Storia di una notizia che

non è notizia

“Obama sospende le sanzioni a Cuba”

 

17 luglio '09 - P.Serrano www.pascualserrano.net da http://www.rebelion.org/notizia.php?id=88712

 


Ieri ha iniziato a circolare questo dispaccio urgente:

 

EFE 15-07 08:52 (Urgente) USA-CUBA
Il Presidente Barack Obama sospende, per sei mesi, la legge di sanzioni a Cuba

 

Washington, 15 luglio (EFE).- Oggi la Casa Bianca ha comunicato che il presidente Barack Obama ha notificato al Congresso che sospenderà, a partire dal 1 agosto e per sei mesi, l’applicazione della legge Helms-Burton del 1996, che impone dure sanzioni a Cuba. EFE.

 

Non ha tardato ad essere ripreso dai grandi media con titoli come questo: “Obama sospenderà per sei mesi parte della legge Helms-Burton”.

 

Chi si fosse limitato a leggere i titoli sarebbe rimasto all’oscuro del fatto che non c’era stata alcuna notizia perché la legislazione che affermavano sarebbe stata sospesa non è mai stata applicata. Si tratta della sezione III della legge Helms Burton, secondo cui un’impresa statunitense può denunciare chi usa ciò che considera di sua proprietà e che è stato nazionalizzato dopo la Rivoluzione cubana. La citata legge, così chiamata per il nome dei suoi principali promotori, i senatori Jesse Helms e Dan Burton, è stata approvata nel 1996 durante il governo di Bill Clinton dopo l’abbattimento da parte delle Forze Aeree cubane di due aerei privati che hanno violato lo spazio aereo dell’isola. La sezione III creava troppi problemi al governo degli Stati Uniti con la comunità economica internazionale perché era la parte più aggressiva contro le imprese non statunitensi, per questo è stata molto criticata all’estero. I governi di Canada e Messico hanno promulgato leggi per contrastare l’effetto della Legge Helms-Burton e l’Unione Europea ha dichiarato che gli articoli della legge relativi alle stipule extraterritoriali non potevano essere applicati nella UE. Per questi motivi lo stesso Bill Clinton ha sospeso la sezione III della legislazione dal momento della sua approvazione. Da allora tutti i presidenti hanno rinnovato la sospensione, compreso George Bush che lo ha fatto in sedici occasioni durante i suoi otto anni di mandato.

 

Pertanto, Barack Obama non ha preso alcuna decisione che non sia stata presa prima.
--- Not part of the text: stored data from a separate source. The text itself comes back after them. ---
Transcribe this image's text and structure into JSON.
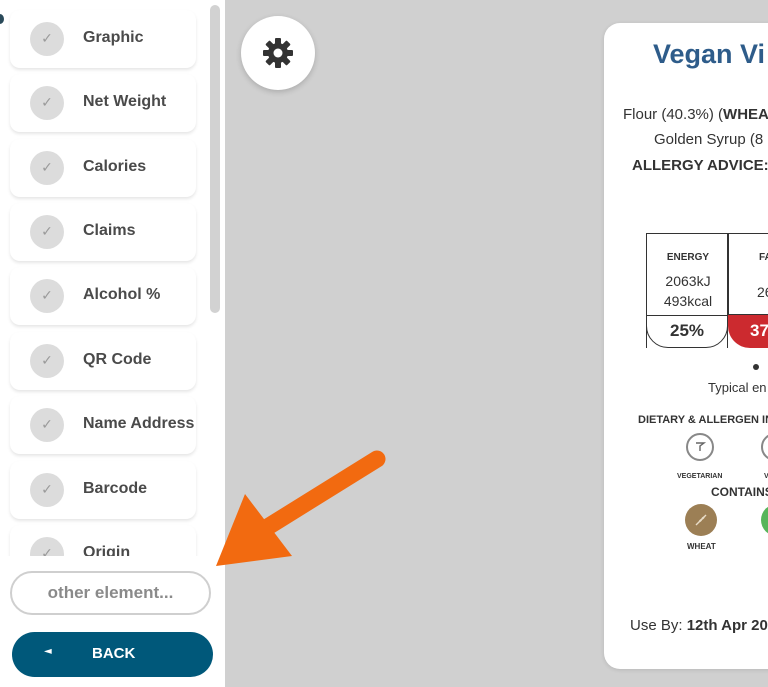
{
  "sidebar": {
    "items": [
      {
        "label": "Graphic",
        "icon": "check-icon"
      },
      {
        "label": "Net Weight",
        "icon": "check-icon"
      },
      {
        "label": "Calories",
        "icon": "check-icon"
      },
      {
        "label": "Claims",
        "icon": "check-icon"
      },
      {
        "label": "Alcohol %",
        "icon": "check-icon"
      },
      {
        "label": "QR Code",
        "icon": "check-icon"
      },
      {
        "label": "Name Address",
        "icon": "check-icon"
      },
      {
        "label": "Barcode",
        "icon": "check-icon"
      },
      {
        "label": "Origin",
        "icon": "check-icon"
      }
    ],
    "check_glyph": "✓",
    "other_placeholder": "other element...",
    "back_arrow": "◄",
    "back_label": "BACK"
  },
  "label": {
    "title": "Vegan Vi",
    "ingredients_line1_prefix": "Flour (40.3%) (",
    "ingredients_line1_bold": "WHEA",
    "ingredients_line2": "Golden Syrup (8",
    "allergy_advice": "ALLERGY ADVICE: I",
    "nutrition": {
      "energy_title": "ENERGY",
      "energy_kj": "2063kJ",
      "energy_kcal": "493kcal",
      "energy_pct": "25%",
      "fat_title": "FA",
      "fat_value": "26",
      "fat_pct": "37"
    },
    "typical_energy": "Typical en",
    "dietary_heading": "DIETARY & ALLERGEN IN",
    "vegetarian_label": "VEGETARIAN",
    "second_diet_label": "V",
    "contains_heading": "CONTAINS",
    "wheat_label": "WHEAT",
    "second_allergen_label": "S",
    "use_by_prefix": "Use By: ",
    "use_by_date": "12th Apr 20"
  },
  "colors": {
    "accent": "#00587a",
    "title": "#2e5c8a",
    "high_red": "#cc2a2f",
    "annotation_orange": "#f26a10",
    "wheat_brown": "#9c7f55",
    "green": "#57b55a"
  }
}
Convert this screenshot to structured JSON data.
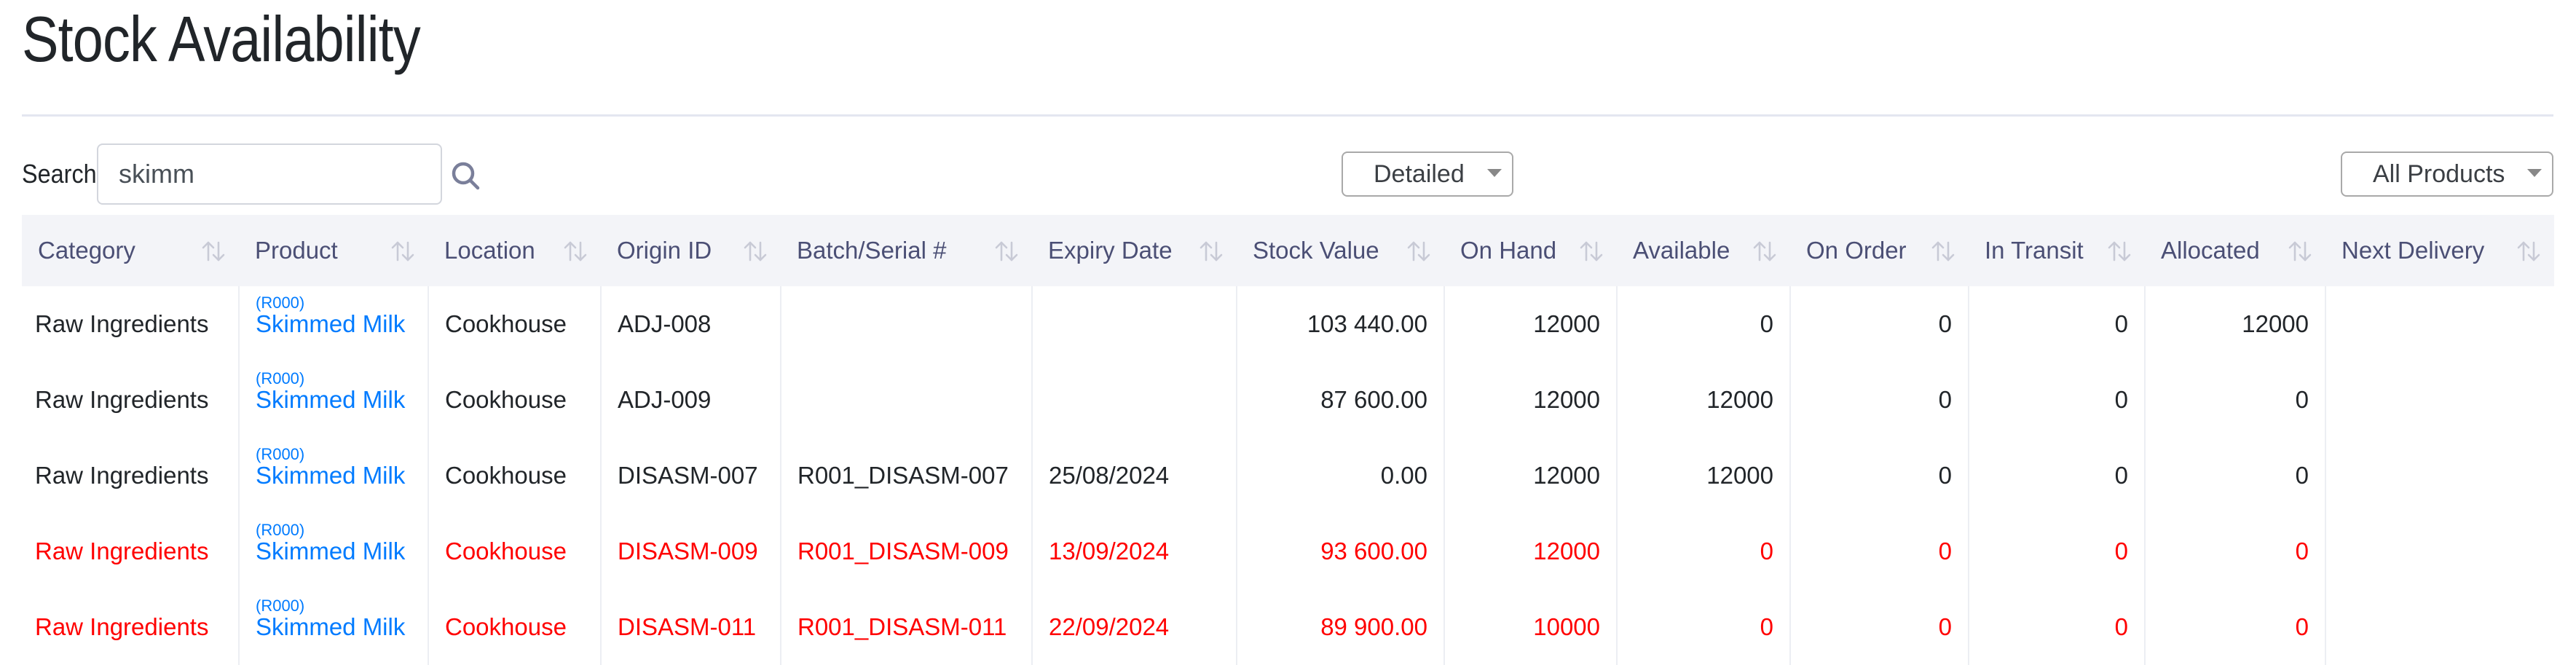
{
  "page": {
    "title": "Stock Availability"
  },
  "toolbar": {
    "search_label": "Search:",
    "search_value": "skimm",
    "search_icon": "search-icon",
    "view_select": {
      "selected": "Detailed"
    },
    "product_filter": {
      "selected": "All Products"
    }
  },
  "colors": {
    "link": "#007bff",
    "alert": "#ff0000",
    "header_bg": "#f3f4f8",
    "header_text": "#4b4f75"
  },
  "table": {
    "columns": [
      {
        "label": "Category",
        "sort_icon": "sort-icon"
      },
      {
        "label": "Product",
        "sort_icon": "sort-icon"
      },
      {
        "label": "Location",
        "sort_icon": "sort-icon"
      },
      {
        "label": "Origin ID",
        "sort_icon": "sort-icon"
      },
      {
        "label": "Batch/Serial #",
        "sort_icon": "sort-icon"
      },
      {
        "label": "Expiry Date",
        "sort_icon": "sort-icon"
      },
      {
        "label": "Stock Value",
        "sort_icon": "sort-icon"
      },
      {
        "label": "On Hand",
        "sort_icon": "sort-icon"
      },
      {
        "label": "Available",
        "sort_icon": "sort-icon"
      },
      {
        "label": "On Order",
        "sort_icon": "sort-icon"
      },
      {
        "label": "In Transit",
        "sort_icon": "sort-icon"
      },
      {
        "label": "Allocated",
        "sort_icon": "sort-icon"
      },
      {
        "label": "Next Delivery",
        "sort_icon": "sort-icon"
      }
    ],
    "rows": [
      {
        "alert": false,
        "category": "Raw Ingredients",
        "product_code": "(R000)",
        "product_name": "Skimmed Milk",
        "location": "Cookhouse",
        "origin_id": "ADJ-008",
        "batch": "",
        "expiry": "",
        "stock_value": "103 440.00",
        "on_hand": "12000",
        "available": "0",
        "on_order": "0",
        "in_transit": "0",
        "allocated": "12000",
        "next_delivery": ""
      },
      {
        "alert": false,
        "category": "Raw Ingredients",
        "product_code": "(R000)",
        "product_name": "Skimmed Milk",
        "location": "Cookhouse",
        "origin_id": "ADJ-009",
        "batch": "",
        "expiry": "",
        "stock_value": "87 600.00",
        "on_hand": "12000",
        "available": "12000",
        "on_order": "0",
        "in_transit": "0",
        "allocated": "0",
        "next_delivery": ""
      },
      {
        "alert": false,
        "category": "Raw Ingredients",
        "product_code": "(R000)",
        "product_name": "Skimmed Milk",
        "location": "Cookhouse",
        "origin_id": "DISASM-007",
        "batch": "R001_DISASM-007",
        "expiry": "25/08/2024",
        "stock_value": "0.00",
        "on_hand": "12000",
        "available": "12000",
        "on_order": "0",
        "in_transit": "0",
        "allocated": "0",
        "next_delivery": ""
      },
      {
        "alert": true,
        "category": "Raw Ingredients",
        "product_code": "(R000)",
        "product_name": "Skimmed Milk",
        "location": "Cookhouse",
        "origin_id": "DISASM-009",
        "batch": "R001_DISASM-009",
        "expiry": "13/09/2024",
        "stock_value": "93 600.00",
        "on_hand": "12000",
        "available": "0",
        "on_order": "0",
        "in_transit": "0",
        "allocated": "0",
        "next_delivery": ""
      },
      {
        "alert": true,
        "category": "Raw Ingredients",
        "product_code": "(R000)",
        "product_name": "Skimmed Milk",
        "location": "Cookhouse",
        "origin_id": "DISASM-011",
        "batch": "R001_DISASM-011",
        "expiry": "22/09/2024",
        "stock_value": "89 900.00",
        "on_hand": "10000",
        "available": "0",
        "on_order": "0",
        "in_transit": "0",
        "allocated": "0",
        "next_delivery": ""
      }
    ]
  }
}
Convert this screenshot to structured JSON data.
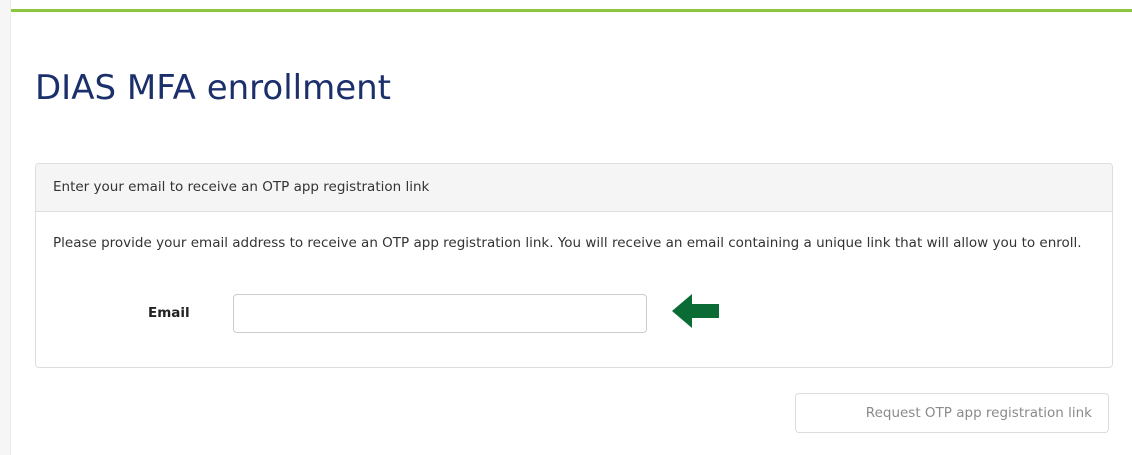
{
  "page": {
    "title": "DIAS MFA enrollment"
  },
  "panel": {
    "heading": "Enter your email to receive an OTP app registration link",
    "description": "Please provide your email address to receive an OTP app registration link. You will receive an email containing a unique link that will allow you to enroll."
  },
  "form": {
    "email_label": "Email",
    "email_value": "",
    "email_placeholder": ""
  },
  "actions": {
    "request_label": "Request OTP app registration link"
  },
  "colors": {
    "title": "#1b2f6b",
    "accent_bar": "#8cc63f",
    "arrow": "#0b6b35"
  },
  "icons": {
    "pointer": "arrow-left-icon"
  }
}
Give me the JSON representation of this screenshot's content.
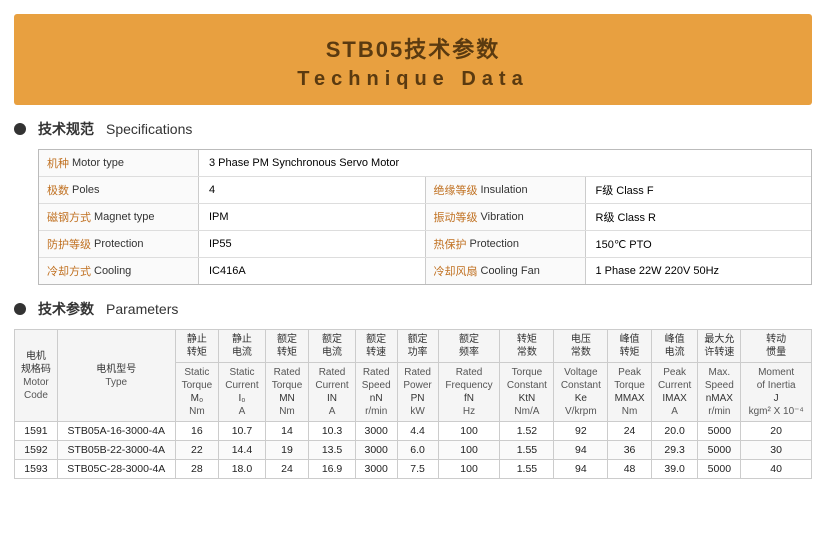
{
  "header": {
    "title_cn": "STB05技术参数",
    "title_en": "Technique Data"
  },
  "specs_section": {
    "dot": true,
    "title_cn": "技术规范",
    "title_en": "Specifications",
    "rows": [
      {
        "left_label_cn": "机种",
        "left_label_en": "Motor type",
        "left_value": "3 Phase PM Synchronous Servo Motor",
        "right_label_cn": "",
        "right_label_en": "",
        "right_value": ""
      },
      {
        "left_label_cn": "极数",
        "left_label_en": "Poles",
        "left_value": "4",
        "right_label_cn": "绝缘等级",
        "right_label_en": "Insulation",
        "right_value": "F级  Class F"
      },
      {
        "left_label_cn": "磁钢方式",
        "left_label_en": "Magnet type",
        "left_value": "IPM",
        "right_label_cn": "振动等级",
        "right_label_en": "Vibration",
        "right_value": "R级  Class R"
      },
      {
        "left_label_cn": "防护等级",
        "left_label_en": "Protection",
        "left_value": "IP55",
        "right_label_cn": "热保护",
        "right_label_en": "Protection",
        "right_value": "150℃ PTO"
      },
      {
        "left_label_cn": "冷却方式",
        "left_label_en": "Cooling",
        "left_value": "IC416A",
        "right_label_cn": "冷却风扇",
        "right_label_en": "Cooling Fan",
        "right_value": "1 Phase  22W  220V  50Hz"
      }
    ]
  },
  "params_section": {
    "dot": true,
    "title_cn": "技术参数",
    "title_en": "Parameters",
    "columns": [
      {
        "cn": "电机规格码",
        "en": "Motor Code",
        "sym": "",
        "unit": ""
      },
      {
        "cn": "电机型号",
        "en": "Type",
        "sym": "",
        "unit": ""
      },
      {
        "cn": "静止转矩",
        "en": "Static Torque",
        "sym": "M₀",
        "unit": "Nm"
      },
      {
        "cn": "静止电流",
        "en": "Static Current",
        "sym": "I₀",
        "unit": "A"
      },
      {
        "cn": "额定转矩",
        "en": "Rated Torque",
        "sym": "MN",
        "unit": "Nm"
      },
      {
        "cn": "额定电流",
        "en": "Rated Current",
        "sym": "IN",
        "unit": "A"
      },
      {
        "cn": "额定转速",
        "en": "Rated Speed",
        "sym": "nN",
        "unit": "r/min"
      },
      {
        "cn": "额定功率",
        "en": "Rated Power",
        "sym": "PN",
        "unit": "kW"
      },
      {
        "cn": "额定频率",
        "en": "Rated Frequency",
        "sym": "fN",
        "unit": "Hz"
      },
      {
        "cn": "转矩常数",
        "en": "Torque Constant",
        "sym": "KtN",
        "unit": "Nm/A"
      },
      {
        "cn": "电压常数",
        "en": "Voltage Constant",
        "sym": "Ke",
        "unit": "V/krpm"
      },
      {
        "cn": "峰值转矩",
        "en": "Peak Torque",
        "sym": "MMAX",
        "unit": "Nm"
      },
      {
        "cn": "峰值电流",
        "en": "Peak Current",
        "sym": "IMAX",
        "unit": "A"
      },
      {
        "cn": "最大允许转速",
        "en": "Max. Speed",
        "sym": "nMAX",
        "unit": "r/min"
      },
      {
        "cn": "转动惯量",
        "en": "Moment of Inertia",
        "sym": "J",
        "unit": "kgm² X 10⁻⁴"
      }
    ],
    "rows": [
      {
        "code": "1591",
        "type": "STB05A-16-3000-4A",
        "M0": "16",
        "I0": "10.7",
        "MN": "14",
        "IN": "10.3",
        "nN": "3000",
        "PN": "4.4",
        "fN": "100",
        "KtN": "1.52",
        "Ke": "92",
        "MMAX": "24",
        "IMAX": "20.0",
        "nMAX": "5000",
        "J": "20"
      },
      {
        "code": "1592",
        "type": "STB05B-22-3000-4A",
        "M0": "22",
        "I0": "14.4",
        "MN": "19",
        "IN": "13.5",
        "nN": "3000",
        "PN": "6.0",
        "fN": "100",
        "KtN": "1.55",
        "Ke": "94",
        "MMAX": "36",
        "IMAX": "29.3",
        "nMAX": "5000",
        "J": "30"
      },
      {
        "code": "1593",
        "type": "STB05C-28-3000-4A",
        "M0": "28",
        "I0": "18.0",
        "MN": "24",
        "IN": "16.9",
        "nN": "3000",
        "PN": "7.5",
        "fN": "100",
        "KtN": "1.55",
        "Ke": "94",
        "MMAX": "48",
        "IMAX": "39.0",
        "nMAX": "5000",
        "J": "40"
      }
    ]
  }
}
La “notizia urgente” di agenzia avrebbe anche potuto essere del tipo “Gli Stati Uniti restano nell’ONU” o “Cuba informa che gli Stati Uniti le impongono il blocco”.

 

Le uniche notizie concrete per quanto riguarda la politica di Obama verso Cuba è che l’attuale amministrazione statunitense ha applicato sanzioni per presunte violazioni del blocco a Cuba del valore di quasi 400mila dollari.

 

La scorsa settimana l’Ufficio del Controllo Attivo Stranieri (OFAC) ha multato con 128550 dollari la filiale statunitense Philips Electronics della North America Corporation per operazioni di compravendita di apparati medici effettuate con l’isola tra il 2004 e il 2006. La sanzione a Philips, di origine olandese, è stata la maggiore sanzione imposta a compagnie USA durante l’anno fiscale 2009. Da quando Obama ha assunto la presidenza degli Stati Uniti, un terzo del denaro riscosso dalla OFAC, secondo lo stesso Dipartimento del Tesoro, deriva da sanzioni imposte a imprese statunitensi per presunte violazioni del blocco contro Cuba.